Southern District Of New York Dismisses Putative Class Action Against Digital Services Company For Failure To Adequately Allege Misstatements And Scienter
On August 28, 2019, Judge Lorna G. Schofield of the United States District Court for the Southern District of New York dismissed a putative class action against the digital services and development company Synacor, Inc. and certain of its officers asserting claims under Section 10(b) of the Securities Exchange Act of 1934. Lefkowitz, et al. v. Synacor, Inc., et al., 18-CV-2979 (LGS) (S.D.N.Y. Aug. 28, 2019). Plaintiffs alleged misrepresentations regarding revenue projections relating to a contract with a major customer, the customer’s control over monetizing the contract and weaknesses in the company’s internal controls for financial reporting. The Court held that the alleged misrepresentations in question were either not actionable or were inadequately pleaded with respect to scienter, and therefore dismissed the complaint in its entirety, but granted leave to replead.
Plaintiffs alleged that the company made misrepresentations in SEC filings and public statements regarding a three-year contract to host web and mobile (“portal”) services for a major customer, including revenue projections for the contract and the customer’s control over generating revenue from the portal. Although the company made several statements that it was “on track” to achieve its revenue projections, the revenue generated from the contract ultimately fell short of targets; the company also disclosed material weaknesses in its internal controls regarding financial reporting and ultimately announced that the customer had chosen not to renew the contract. Slip op. at 3-4.

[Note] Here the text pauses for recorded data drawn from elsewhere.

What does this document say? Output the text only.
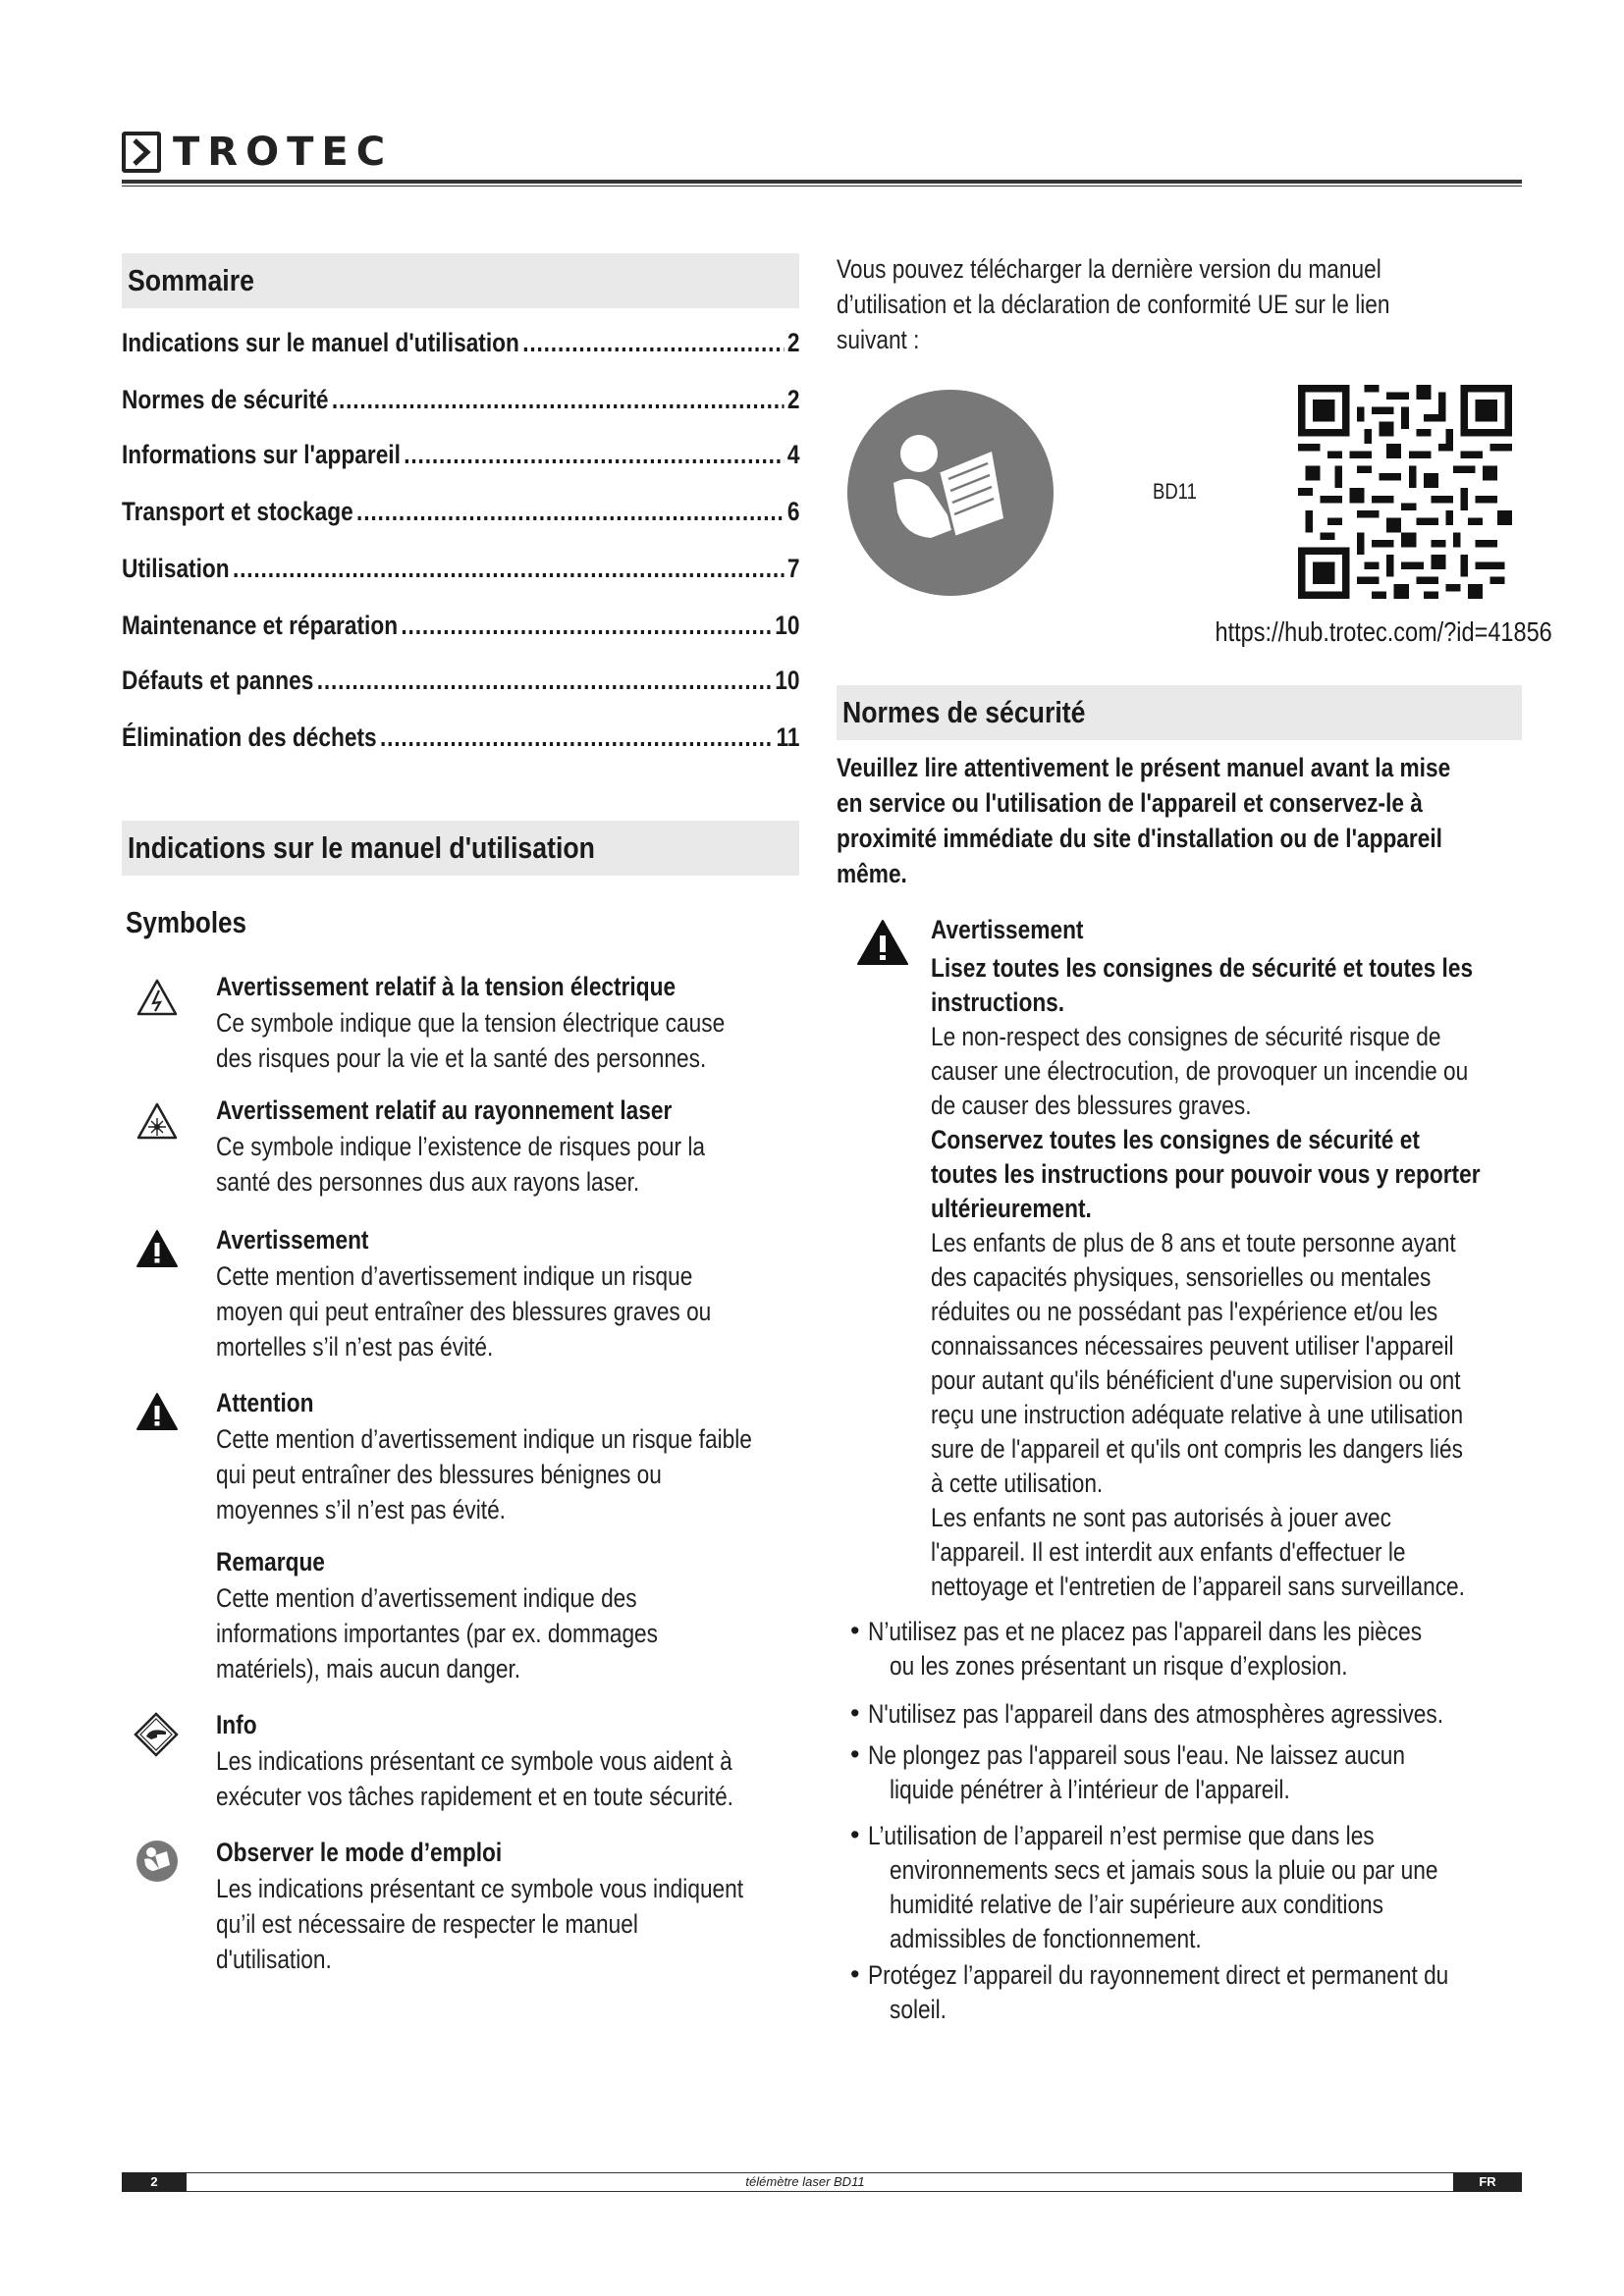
TROTEC
Sommaire
Indications sur le manuel d'utilisation .....	2
Normes de sécurité .....	2
Informations sur l'appareil .....	4
Transport et stockage .....	6
Utilisation .....	7
Maintenance et réparation .....	10
Défauts et pannes .....	10
Élimination des déchets .....	11
Indications sur le manuel d'utilisation
Symboles
Avertissement relatif à la tension électrique
Ce symbole indique que la tension électrique cause
des risques pour la vie et la santé des personnes.
Avertissement relatif au rayonnement laser
Ce symbole indique l’existence de risques pour la
santé des personnes dus aux rayons laser.
Avertissement
Cette mention d’avertissement indique un risque
moyen qui peut entraîner des blessures graves ou
mortelles s’il n’est pas évité.
Attention
Cette mention d’avertissement indique un risque faible
qui peut entraîner des blessures bénignes ou
moyennes s’il n’est pas évité.
Remarque
Cette mention d’avertissement indique des
informations importantes (par ex. dommages
matériels), mais aucun danger.
Info
Les indications présentant ce symbole vous aident à
exécuter vos tâches rapidement et en toute sécurité.
Observer le mode d’emploi
Les indications présentant ce symbole vous indiquent
qu’il est nécessaire de respecter le manuel
d'utilisation.
Vous pouvez télécharger la dernière version du manuel
d’utilisation et la déclaration de conformité UE sur le lien
suivant :
BD11
https://hub.trotec.com/?id=41856
Normes de sécurité
Veuillez lire attentivement le présent manuel avant la mise
en service ou l'utilisation de l'appareil et conservez-le à
proximité immédiate du site d'installation ou de l'appareil
même.
Avertissement
Lisez toutes les consignes de sécurité et toutes les
instructions.
Le non-respect des consignes de sécurité risque de
causer une électrocution, de provoquer un incendie ou
de causer des blessures graves.
Conservez toutes les consignes de sécurité et
toutes les instructions pour pouvoir vous y reporter
ultérieurement.
Les enfants de plus de 8 ans et toute personne ayant
des capacités physiques, sensorielles ou mentales
réduites ou ne possédant pas l'expérience et/ou les
connaissances nécessaires peuvent utiliser l'appareil
pour autant qu'ils bénéficient d'une supervision ou ont
reçu une instruction adéquate relative à une utilisation
sure de l'appareil et qu'ils ont compris les dangers liés
à cette utilisation.
Les enfants ne sont pas autorisés à jouer avec
l'appareil. Il est interdit aux enfants d'effectuer le
nettoyage et l'entretien de l’appareil sans surveillance.
• N’utilisez pas et ne placez pas l'appareil dans les pièces
ou les zones présentant un risque d’explosion.
• N'utilisez pas l'appareil dans des atmosphères agressives.
• Ne plongez pas l'appareil sous l'eau. Ne laissez aucun
liquide pénétrer à l’intérieur de l'appareil.
• L’utilisation de l’appareil n’est permise que dans les
environnements secs et jamais sous la pluie ou par une
humidité relative de l’air supérieure aux conditions
admissibles de fonctionnement.
• Protégez l’appareil du rayonnement direct et permanent du
soleil.
2	télémètre laser BD11	FR
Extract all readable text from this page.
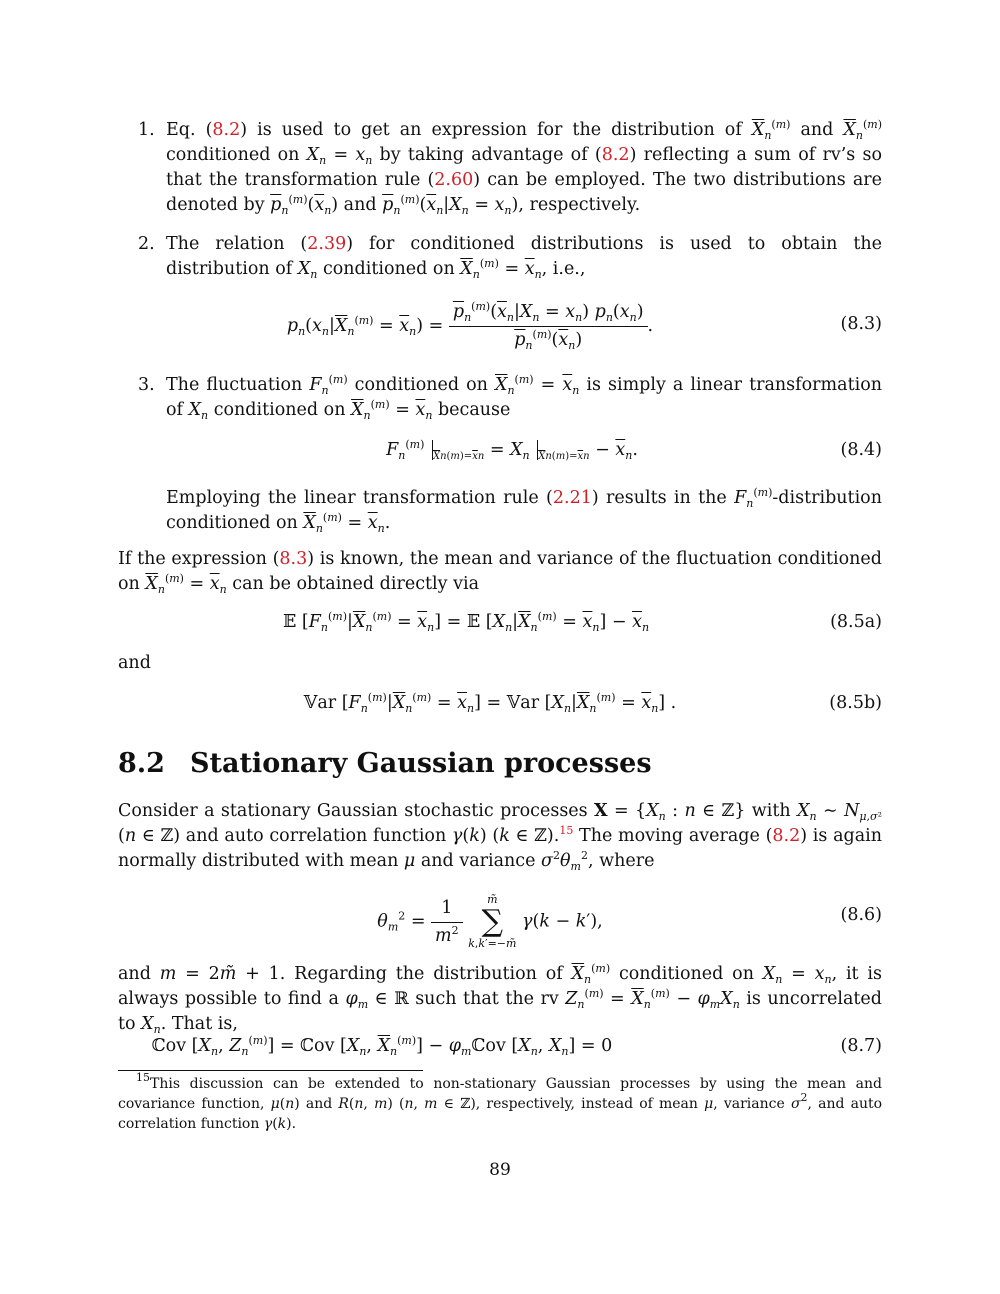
1. Eq. (8.2) is used to get an expression for the distribution of $\overline{X}_n^{(m)}$ and $\overline{X}_n^{(m)}$ conditioned on $X_n = x_n$ by taking advantage of (8.2) reflecting a sum of rv’s so that the transformation rule (2.60) can be employed. The two distributions are denoted by $\overline{p}_n^{(m)}(\overline{x}_n)$ and $\overline{p}_n^{(m)}(\overline{x}_n|X_n = x_n)$, respectively.
2. The relation (2.39) for conditioned distributions is used to obtain the distribution of $X_n$ conditioned on $\overline{X}_n^{(m)} = \overline{x}_n$, i.e.,
$p_n(x_n|\overline{X}_n^{(m)} = \overline{x}_n) = \frac{\overline{p}_n^{(m)}(\overline{x}_n|X_n = x_n) p_n(x_n)}{\overline{p}_n^{(m)}(\overline{x}_n)}$ .	(8.3)
3. The fluctuation $F_n^{(m)}$ conditioned on $\overline{X}_n^{(m)} = \overline{x}_n$ is simply a linear transformation of $X_n$ conditioned on $\overline{X}_n^{(m)} = \overline{x}_n$ because
$F_n^{(m)}$ $_{\overline{X}n(m)=\overline{x}n} = X_n$ $_{\overline{X}n(m)=\overline{x}n} - \overline{x}_n$.	(8.4)
Employing the linear transformation rule (2.21) results in the $F_n^{(m)}$-distribution conditioned on $\overline{X}_n^{(m)} = \overline{x}_n$.
If the expression (8.3) is known, the mean and variance of the fluctuation conditioned on $\overline{X}_n^{(m)} = \overline{x}_n$ can be obtained directly via
𝔼 $[F_n^{(m)}|\overline{X}_n^{(m)} = \overline{x}_n]$ = 𝔼 $[X_n|\overline{X}_n^{(m)} = \overline{x}_n] - \overline{x}_n$	(8.5a)
and
𝕍ar $[F_n^{(m)}|\overline{X}_n^{(m)} = \overline{x}_n]$ = 𝕍ar $[X_n|\overline{X}_n^{(m)} = \overline{x}_n]$ .	(8.5b)
8.2 Stationary Gaussian processes
Consider a stationary Gaussian stochastic processes $X = \{X_n$ : n ∈ ℤ} with $X_n$ ∼ $N_{\mu,\sigma^2}$ (n ∈ ℤ) and auto correlation function γ(k) (k ∈ ℤ).$^{15}$ The moving average (8.2) is again normally distributed with mean μ and variance $\sigma^2\theta_m^2$, where
$\theta_m^2 = \frac{1}{m^2}$
	m̃
∑
k,k′=−m̃
γ(k − k′),	(8.6)
and m = 2m̃ + 1. Regarding the distribution of $\overline{X}_n^{(m)}$ conditioned on $X_n = x_n$, it is always possible to find a $\varphi_m$ ∈ ℝ such that the rv $Z_n^{(m)} = \overline{X}_n^{(m)} - \varphi_mX_n$ is uncorrelated to $X_n$. That is,
ℂov [$X_n$, $Z_n^{(m)}$] = ℂov [$X_n$, $\overline{X}_n^{(m)}$] − $\varphi_mℂov$ [$X_n$, $X_n] = 0$	(8.7)
$^{15}$This discussion can be extended to non-stationary Gaussian processes by using the mean and covariance function, μ(n) and R(n, m) (n, m ∈ ℤ), respectively, instead of mean μ, variance $\sigma^2$, and auto correlation function γ(k).
89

The Court held that the alleged misstatements regarding financial projections were non-actionable as opinion or forward-looking statements. First, the Court reviewed the statements about future revenue growth and the company’s belief that it was “on track” to achieve its projected revenue goals. Id. at 13. The Court held that plaintiffs failed to allege any of the three types of facts necessary to make such statements of opinion actionable. First, the complaint only made conclusory allegations that the individual defendants did not believe their own statements about future revenue. Second, the complaint did not challenge the “supporting facts” defendants supplied in support of the projections. Id. at 14. Third, the Court rejected allegations based on confidential witness statements regarding omissions as to the likelihood of “less customer traffic” due to a shift in web hosting from the prior provider to Synacor; the Court determined that these risks, in fact, “were not hidden” and that Synacor had disclosed that it expected the projected revenues only after “we fully deploy our products and migrate [users of the prior service provider].” Id. at 15.
The Court also rejected plaintiffs’ allegations that the company failed to disclose that the customer controlled monetization. The Court emphasized that the complaint itself alleged facts that the public was aware of the customer’s control, including that a contract attached to an SEC filing—even in the redacted form in which it was publicly disclosed—showed that the customer controlled marketing and would develop the annual marketing plan. Id. at 15-16. In addition, the Court found that plaintiffs failed to plausibly explain how the omission of the monetization fact made the opinion statements at issue regarding revenue projections misleading to a reasonable person. Id. at 16. On similar grounds, the Court rejected allegations regarding weak internal controls, as the Court found that the complaint identified “no connection between weak internal controls and the revenue projections.” Id. at 16-17.
Additionally, the Court noted that the company’s revenue projections fell within the scope of the PSLRA’s “safe harbor” for forward-looking statements. The Court emphasized that financial projections are typical forward-looking statements, and a defendant is not liable if such statements are accompanied by meaningful cautionary language, are immaterial or if plaintiff fails to prove that the statement was made with actual knowledge that it was false or misleading. Id. at 18. Here, the Court concluded that plaintiffs failed to demonstrate that defendants knew or should have known that the revenue projections were false and misleading, because the knowledge that the customer wanted to “prioritize engagement over monetization” and confidential witness statements saying the revenue targets were unrealistic did not equate to knowledge that the projected revenues would not be achieved. Id. at 18.
Finally, the Court rejected allegations of scienter with respect to alleged weaknesses in internal controls. Plaintiffs alleged that the company’s SOX certifications were false in that they certified that the company had disclosed all significant deficiencies in internal controls over financial reporting, but company auditors identified material weaknesses due to a lack of sufficient qualified personnel, a lack of timeliness in executing business process controls, and ineffective monitoring. Plaintiffs argued that defendants knew the company was understaffed, as one officer defendant presided over job cuts to trim costs and a confidential witness claimed that “turnover was terrible” and “financial oversight was poor.” Id. at 20. The Court held that these allegations were insufficient to prove that defendants knew that SOX certifications were false, particularly because an equally plausible inference was that defendants believed any deficiencies were “not so acute as to rise to the level of an internal control weakness.” Id.
While noting that it did not believe the deficiencies in the complaint could be cured, the Court permitted plaintiffs to make a further application to the extent plaintiffs are able to explain how additional allegations would cure the deficiencies identified in the Court’s decision.